Die Hafis und die Plane
Leser/innen dieses Blogs wissen, dass ich meinen Jungs immer auch gerne Dinge nahebringe, die Pferde eigentlich gruselig finden. Und sie wissen auch, dass meine Jungs auf solche Projekte immer etwas unterschiedlich reagieren.
Heute zeige ich Euch die Jungs mit einer Plastikplane – und zwar ging es nicht um das Rüberlaufen (das kennen beide), sondern ich wollte mal schauen, was passiert, wenn ich mich unter der Plane verstecke.
Anthony reagierte so, wie ich es erwartet hatte:
Rotzfrech zog er mir die Plane vom Kopf 😀
Und er hatte auch kein Problem damit, selbst ein Stück unter die Plane zu kommen, um zu sehen, was ich dort mache:
Aramis ist ja immer etwas zurückhaltender. Deshalb freute ich mich sehr, dass er es höchst spannend fand, als ich mich hinter der hochgehaltenen Plane versteckte:
Als ich ihn dann aber zu mir unter die Plane locken wollte, fand er das doch etwas bedenklich und wich zurück:
Bemerkenswert war in diesem Moment meine Reaktion, denn ich tat, was wohl die meisten in dieser Situation tun würden: Ich ging automatisch einen Schritt auf ihn zu. Lockend und flötend, denn ich wollte ihm ja zeigen, dass alles in Ordnung ist.
Babette wies mich dann darauf hin, dass genau das falsch ist! Wenn ein Pferd vor etwas Angst zeigt, sollte man mit dem Gegenstand nicht zu dem Pferd gehen, sondern im Gegenteil: Man sollte den Gegenstand von dem Pferd wegbewegen!
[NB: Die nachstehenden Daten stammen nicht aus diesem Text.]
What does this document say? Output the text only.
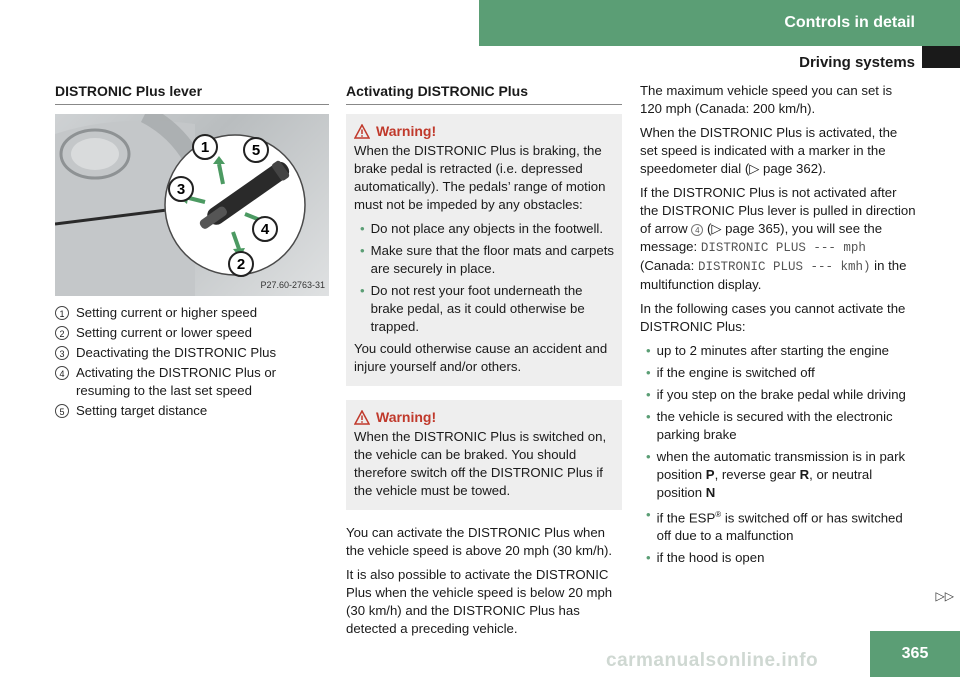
Controls in detail
Driving systems
DISTRONIC Plus lever
1	5
3
4
2
P27.60-2763-31
1 Setting current or higher speed
2 Setting current or lower speed
3 Deactivating the DISTRONIC Plus
4 Activating the DISTRONIC Plus or resuming to the last set speed
5 Setting target distance
Activating DISTRONIC Plus
Warning!

When the DISTRONIC Plus is braking, the brake pedal is retracted (i.e. depressed automatically). The pedals’ range of motion must not be impeded by any obstacles:

• Do not place any objects in the footwell.
• Make sure that the floor mats and carpets are securely in place.
• Do not rest your foot underneath the brake pedal, as it could otherwise be trapped.

You could otherwise cause an accident and injure yourself and/or others.

Warning!

When the DISTRONIC Plus is switched on, the vehicle can be braked. You should therefore switch off the DISTRONIC Plus if the vehicle must be towed.

You can activate the DISTRONIC Plus when the vehicle speed is above 20 mph (30 km/h).

It is also possible to activate the DISTRONIC Plus when the vehicle speed is below 20 mph (30 km/h) and the DISTRONIC Plus has detected a preceding vehicle.

The maximum vehicle speed you can set is 120 mph (Canada: 200 km/h).

When the DISTRONIC Plus is activated, the set speed is indicated with a marker in the speedometer dial (▷ page 362).

If the DISTRONIC Plus is not activated after the DISTRONIC Plus lever is pulled in direction of arrow 4 (▷ page 365), you will see the message: DISTRONIC PLUS --- mph (Canada: DISTRONIC PLUS --- kmh) in the multifunction display.

In the following cases you cannot activate the DISTRONIC Plus:

• up to 2 minutes after starting the engine
• if the engine is switched off
• if you step on the brake pedal while driving
• the vehicle is secured with the electronic parking brake
• when the automatic transmission is in park position P, reverse gear R, or neutral position N
• if the ESP® is switched off or has switched off due to a malfunction
• if the hood is open
▷▷
carmanualsonline.info	365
Hier seht Ihr, welchen Effekt es hatte, als ich etwas rückwärts ging:
Ja, genau – so wurde die Sache auch für den Großen interessant! So interessant, dass er der Folie dann fast wie ein Hündchen folgte:
Sehr oft kann man sehen, wie Pferde an Gegenstände gewöhnt werden sollen, die ihnen Angst machen, indem der Mensch immer wieder mit der Sache zu dem Pferd geht und es damit berühren will. Weicht das Pferd aus, bleibt der Mensch dran, scheut das Pferd, wird es festgehalten und man probiert es nochmal. Nach einer gewissen Zeit erreicht man so auch bei den meisten Pferden zumindest eine Duldung. Echtes Vertrauen und vor allem Selbstvertrauen erreicht man aber über den anderen Weg: nämlich das Pferd den Gegenstand selbst entdecken und verfolgen zu lassen.
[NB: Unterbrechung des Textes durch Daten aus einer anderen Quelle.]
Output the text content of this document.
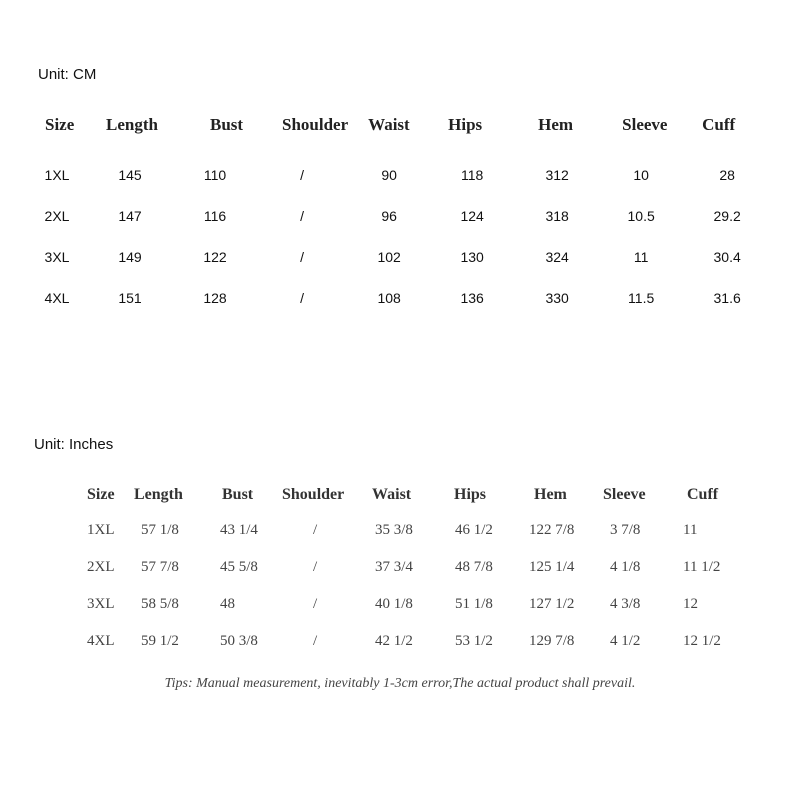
Unit: CM
Size	Length	Bust	Shoulder	Waist	Hips	Hem	Sleeve	Cuff
1XL	145	110	/	90	118	312	10	28
2XL	147	116	/	96	124	318	10.5	29.2
3XL	149	122	/	102	130	324	11	30.4
4XL	151	128	/	108	136	330	11.5	31.6
Unit: Inches
Size	Length	Bust	Shoulder	Waist	Hips	Hem	Sleeve	Cuff
1XL	57 1/8	43 1/4	/	35 3/8	46 1/2	122 7/8	3 7/8	11
2XL	57 7/8	45 5/8	/	37 3/4	48 7/8	125 1/4	4 1/8	11 1/2
3XL	58 5/8	48	/	40 1/8	51 1/8	127 1/2	4 3/8	12
4XL	59 1/2	50 3/8	/	42 1/2	53 1/2	129 7/8	4 1/2	12 1/2
Tips: Manual measurement, inevitably 1-3cm error,The actual product shall prevail.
Ich hoffe sehr, dass ich in Zukunft meine automatische Reaktion durchbrechen kann und bei Angstreaktionen das furchtauslösende Objekt weg von dem Pferd nehme, anstatt damit auf es zuzugehen. Und vielleicht ist das ja auch für Euch eine gute Anregung?
20. August 2009 von Tania Konnerth • Kategorie: Spiele & Co • 8 Kommentare »
Von Rike
• 21. August 2009
sehr treffend, was du zum selbstvertrauen schreibst.
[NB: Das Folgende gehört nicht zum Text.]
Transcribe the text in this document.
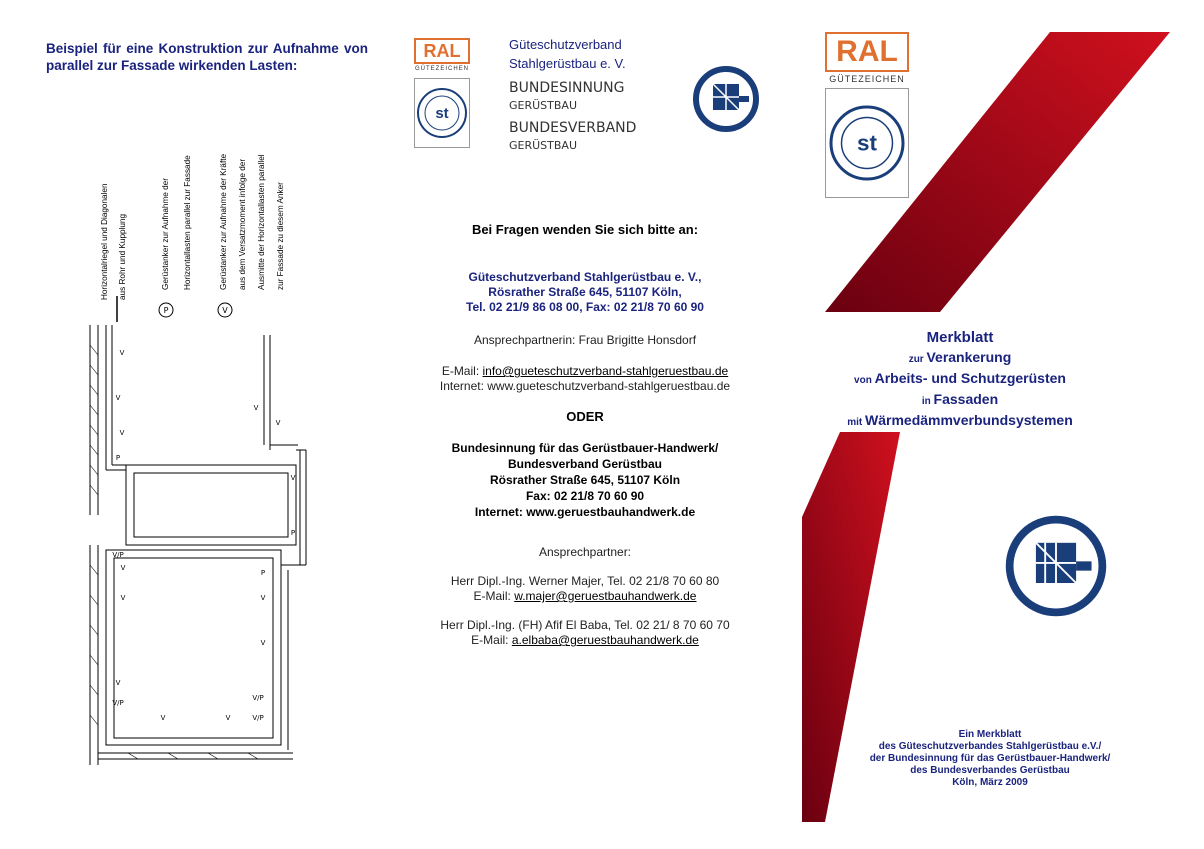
Beispiel für eine Konstruktion zur Aufnahme von parallel zur Fassade wirkenden Lasten:
Horizontalriegel und Diagonalen	aus Rohr und Kupplung	Gerüstanker zur Aufnahme der	Horizontallasten parallel zur Fassade	Gerüstanker zur Aufnahme der Kräfte	aus dem Versatzmoment infolge der	Ausmitte der Horizontallasten parallel	zur Fassade zu diesem Anker
P	V
V
V
V
P
V
V
V
P
V/P
V
P
V	V
V
V
V/P
V
V/P
V/P
V
RAL
GÜTEZEICHEN
st
Güteschutzverband
Stahlgerüstbau e. V.
BUNDESINNUNG
GERÜSTBAU
BUNDESVERBAND
GERÜSTBAU
Bei Fragen wenden Sie sich bitte an:
Güteschutzverband Stahlgerüstbau e. V.,
Rösrather Straße 645, 51107 Köln,
Tel. 02 21/9 86 08 00, Fax: 02 21/8 70 60 90
Ansprechpartnerin: Frau Brigitte Honsdorf
E-Mail: info@gueteschutzverband-stahlgeruestbau.de
Internet: www.gueteschutzverband-stahlgeruestbau.de
ODER
Bundesinnung für das Gerüstbauer-Handwerk/
Bundesverband Gerüstbau
Rösrather Straße 645, 51107 Köln
Fax: 02 21/8 70 60 90
Internet: www.geruestbauhandwerk.de
Ansprechpartner:
Herr Dipl.-Ing. Werner Majer, Tel. 02 21/8 70 60 80
E-Mail: w.majer@geruestbauhandwerk.de
Herr Dipl.-Ing. (FH) Afif El Baba, Tel. 02 21/ 8 70 60 70
E-Mail: a.elbaba@geruestbauhandwerk.de
RAL
GÜTEZEICHEN
st
Merkblatt
zur Verankerung
von Arbeits- und Schutzgerüsten
in Fassaden
mit Wärmedämmverbundsystemen
Ein Merkblatt
des Güteschutzverbandes Stahlgerüstbau e.V./
der Bundesinnung für das Gerüstbauer-Handwerk/
des Bundesverbandes Gerüstbau
Köln, März 2009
ich bin mit meinem großen vor einiger zeit durch den wald gekraxelt (an der hand) und hab den weg nicht mehr erwischt. ich wusste, wo er lag, aber zwischen uns und dem weg standen kiefern und unterholz.
ich bin auf eine einigermaßen durchlässig aussehende stelle zu, musste aber feststellen, dass ein wirklich sperriger kiefernast bis auf 1 m runterhing und nicht zur seite zu schieben war – jedenfalls nicht für mich.
moshe stand neben mir und schien drauf zu warten, dass ich irendwas entscheide. als ich nach einiger zeit immer noch nicht wusste, was ich tun will, ist er (1.85 stock) kurzerhand unter dem ast durchgetaucht, ohne mit der wimper zu zucken – und hielt mir sozusagen das tor auf.
er hatte danach eine ganz andere ausstrahlung – schien noch nen meter größer und war offensichtlich bollestolz – und ich auch 😉
(irgendwelche ‚dominanzprobleme‘ haben wir übrigens nicht davongetragen)
_______________________
Tolle Geschichte! Ich habe mal etwas sehr Ähnliches erlebt: da hat mir Aramis den Weg auch freigemacht, in dem er auf eine umgestürzte junge Birke trat und das Ding einfach auf ein Format brachte, wo wir bequem rüberkamen. Es ist schön zu sehen, auf welche Ideen Pferde kommen, wenn man ihnen den Raum lässt, selbst Lösungen zu entwickeln.
Tania
Von Lisa (Mondra)
• 24. August 2009
Guter Beitrag!!!
Genauso habe ich das von meiner Pferde-Mentorin und Züchterin meines Pferdes gelernt und halte mich (meistens) auch daran:
Das Prinzip Annäherung-Entfernung…funktioniert eigentlich für alles, was Pferd unangenehm oder beängstigend findet, wie Gewöhnung an Sattel und Aufsteigen, an Halfter, an Menschen, an Regenschirme, Planen, pferdefressende Steine, usw., usw.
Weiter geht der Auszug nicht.